A coligação Juntos por Guimarães (PSD/CDS) apresentou esta terça-feira um conjunto de propostas na área da habitação, que pretende implementar caso vença as eleições autárquicas de 12 de outubro. Entre as medidas anunciadas destaca-se a construção de 500 novas casas a custos controlados, destinadas a jovens e famílias da classe média.

Segundo Ricardo Araújo, candidato da coligação à Câmara Municipal, a habitação é “a base da estabilidade familiar, do desenvolvimento económico e da coesão social”. O social-democrata defende que Guimarães precisa de soluções para permitir que os jovens “possam viver e trabalhar no concelho”, que as famílias encontrem “oportunidades para crescer” e que a cidade se afirme como “exemplo de qualidade de vida e de acessibilidade no acesso à habitação”.

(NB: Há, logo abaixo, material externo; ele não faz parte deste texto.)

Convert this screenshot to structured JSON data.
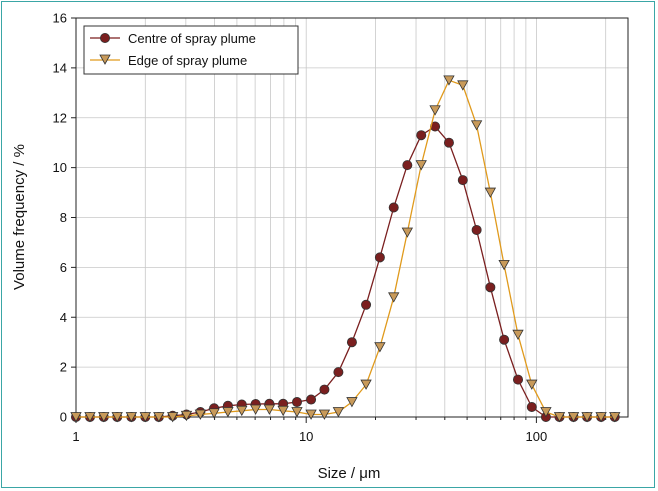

Plano de Habitação Acessível

O projeto prevê o lançamento de um Plano de Habitação Acessível para Jovens e Classe Média, com o objetivo de apoiar a fixação da população no concelho. Para a coligação, este plano é fundamental para “responder à procura crescente” e “reduzir a pressão no mercado imobiliário”, marcada pela escalada de preços.

“Queremos garantir que mais famílias possam fixar-se em Guimarães e ter acesso a casas a preços compatíveis com os seus rendimentos”, defende Ricardo Araújo.

Mais terrenos e processos mais rápidos

Outra das medidas anunciadas passa pelo aumento da disponibilidade de terrenos urbanos destinados a habitação, assegurando que o município dispõe de solo suficiente para responder às necessidades atuais e futuras.

A coligação compromete-se ainda a promover uma forte aposta na simplificação e desburocratização dos processos de licenciamento urbanístico, para que os projetos habitacionais possam avançar “de forma mais célere e eficiente”, reduzindo entraves administrativos que, segundo o candidato, “hoje atrasam ou encarecem a construção”.

Com estas propostas, Ricardo Araújo afirma querer tornar Guimarães “um território mais equilibrado e inclusivo”, capaz de oferecer “melhores condições de vida” e de fixar população jovem e qualificada.